Encrypting configuration parameters

The configuration parameter files (parameters-<BCD_CONFIGURATION_NAME>.yml) stored in the .bcd_configurations directory of your Living Application repository (see Managing Living Application configuration) may contain sensitive data such as passwords or private credentials. Although you may restrict access to your repository, it is strongly recommended to encrypt these files so that the sensitive values are never stored in clear text.

Bonita Cloud supports Ansible Vault to encrypt parameter files. Vault-encrypted files are automatically decrypted at runtime, provided that the matching vault password has been configured in the Configure my credentials job.

Encrypt a parameters file

Use the ansible-vault encrypt command to encrypt your parameter file with the vault password configured on your Continuous Delivery platform:

ansible-vault encrypt .bcd_configurations/parameters-<BCD_CONFIGURATION_NAME>.yml

When prompted, enter the same password as the one set in the Configure my credentials job. Once encrypted, the file can be safely committed to your Git repository.

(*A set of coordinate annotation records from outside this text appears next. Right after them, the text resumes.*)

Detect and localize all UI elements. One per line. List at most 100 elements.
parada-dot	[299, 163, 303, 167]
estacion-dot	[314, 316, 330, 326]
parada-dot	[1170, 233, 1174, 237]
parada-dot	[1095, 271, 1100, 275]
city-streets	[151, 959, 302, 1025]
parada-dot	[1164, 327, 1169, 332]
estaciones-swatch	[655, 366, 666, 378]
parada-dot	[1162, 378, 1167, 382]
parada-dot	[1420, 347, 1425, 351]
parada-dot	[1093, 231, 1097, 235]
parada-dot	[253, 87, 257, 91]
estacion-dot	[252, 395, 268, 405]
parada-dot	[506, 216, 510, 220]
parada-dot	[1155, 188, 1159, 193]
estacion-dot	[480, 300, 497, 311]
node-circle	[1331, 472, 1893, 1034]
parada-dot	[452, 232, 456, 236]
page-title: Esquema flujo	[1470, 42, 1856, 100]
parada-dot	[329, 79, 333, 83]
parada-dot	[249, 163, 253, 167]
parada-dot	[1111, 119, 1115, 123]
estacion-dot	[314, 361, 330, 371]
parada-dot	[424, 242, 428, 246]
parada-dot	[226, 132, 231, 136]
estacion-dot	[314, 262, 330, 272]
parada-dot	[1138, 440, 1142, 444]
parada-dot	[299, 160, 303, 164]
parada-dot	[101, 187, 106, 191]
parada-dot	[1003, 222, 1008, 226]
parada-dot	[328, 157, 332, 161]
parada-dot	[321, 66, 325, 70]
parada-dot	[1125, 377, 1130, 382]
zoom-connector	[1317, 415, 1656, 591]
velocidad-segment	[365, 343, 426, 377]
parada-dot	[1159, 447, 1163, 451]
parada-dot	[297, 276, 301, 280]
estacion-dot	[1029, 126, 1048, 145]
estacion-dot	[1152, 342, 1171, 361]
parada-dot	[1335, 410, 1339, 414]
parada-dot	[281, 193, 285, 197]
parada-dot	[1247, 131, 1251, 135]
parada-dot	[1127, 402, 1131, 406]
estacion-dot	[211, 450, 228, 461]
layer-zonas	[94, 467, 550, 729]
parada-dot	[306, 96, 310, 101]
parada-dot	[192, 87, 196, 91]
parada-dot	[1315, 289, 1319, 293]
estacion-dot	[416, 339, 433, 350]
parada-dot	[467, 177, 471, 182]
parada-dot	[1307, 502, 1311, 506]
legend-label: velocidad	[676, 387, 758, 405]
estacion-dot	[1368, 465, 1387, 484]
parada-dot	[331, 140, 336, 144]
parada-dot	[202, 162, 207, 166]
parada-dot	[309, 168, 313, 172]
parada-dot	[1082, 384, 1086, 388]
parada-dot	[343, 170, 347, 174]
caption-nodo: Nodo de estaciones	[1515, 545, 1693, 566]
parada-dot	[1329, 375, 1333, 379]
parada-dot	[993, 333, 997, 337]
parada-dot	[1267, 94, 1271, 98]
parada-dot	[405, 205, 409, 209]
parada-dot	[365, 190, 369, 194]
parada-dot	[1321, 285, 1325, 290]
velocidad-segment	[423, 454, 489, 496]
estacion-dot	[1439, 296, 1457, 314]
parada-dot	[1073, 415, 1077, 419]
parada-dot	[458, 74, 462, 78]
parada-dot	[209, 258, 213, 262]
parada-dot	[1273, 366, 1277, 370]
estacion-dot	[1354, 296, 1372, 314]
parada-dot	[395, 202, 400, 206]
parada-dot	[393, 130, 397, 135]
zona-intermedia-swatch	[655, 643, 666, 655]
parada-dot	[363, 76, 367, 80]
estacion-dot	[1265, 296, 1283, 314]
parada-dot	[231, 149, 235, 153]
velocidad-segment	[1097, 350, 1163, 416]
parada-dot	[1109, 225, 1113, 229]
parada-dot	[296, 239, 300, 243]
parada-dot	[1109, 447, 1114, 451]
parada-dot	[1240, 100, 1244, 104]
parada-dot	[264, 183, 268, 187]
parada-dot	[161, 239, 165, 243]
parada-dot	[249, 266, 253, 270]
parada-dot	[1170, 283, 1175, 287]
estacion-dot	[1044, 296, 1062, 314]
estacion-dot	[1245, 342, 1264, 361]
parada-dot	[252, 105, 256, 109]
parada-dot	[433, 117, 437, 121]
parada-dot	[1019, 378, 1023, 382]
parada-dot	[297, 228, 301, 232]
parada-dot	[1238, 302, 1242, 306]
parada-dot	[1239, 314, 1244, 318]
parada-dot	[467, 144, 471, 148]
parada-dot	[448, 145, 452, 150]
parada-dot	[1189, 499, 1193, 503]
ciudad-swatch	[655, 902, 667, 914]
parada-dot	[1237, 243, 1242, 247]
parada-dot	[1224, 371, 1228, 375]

View, edit or decrypt an encrypted file

If you need to inspect or modify the content of an encrypted parameters file, use the corresponding ansible-vault commands:

ansible-vault view .bcd_configurations/parameters-<BCD_CONFIGURATION_NAME>.yml
ansible-vault edit .bcd_configurations/parameters-<BCD_CONFIGURATION_NAME>.yml
ansible-vault decrypt .bcd_configurations/parameters-<BCD_CONFIGURATION_NAME>.yml

Refer to the Ansible Vault documentation for detailed information about this feature.

Caveats

You may encrypt several files but the password must be the same for all files used together within the same Continuous Delivery platform.
The vault password used to encrypt your files must match the one configured in the Configure my credentials job, otherwise the decryption will fail at runtime.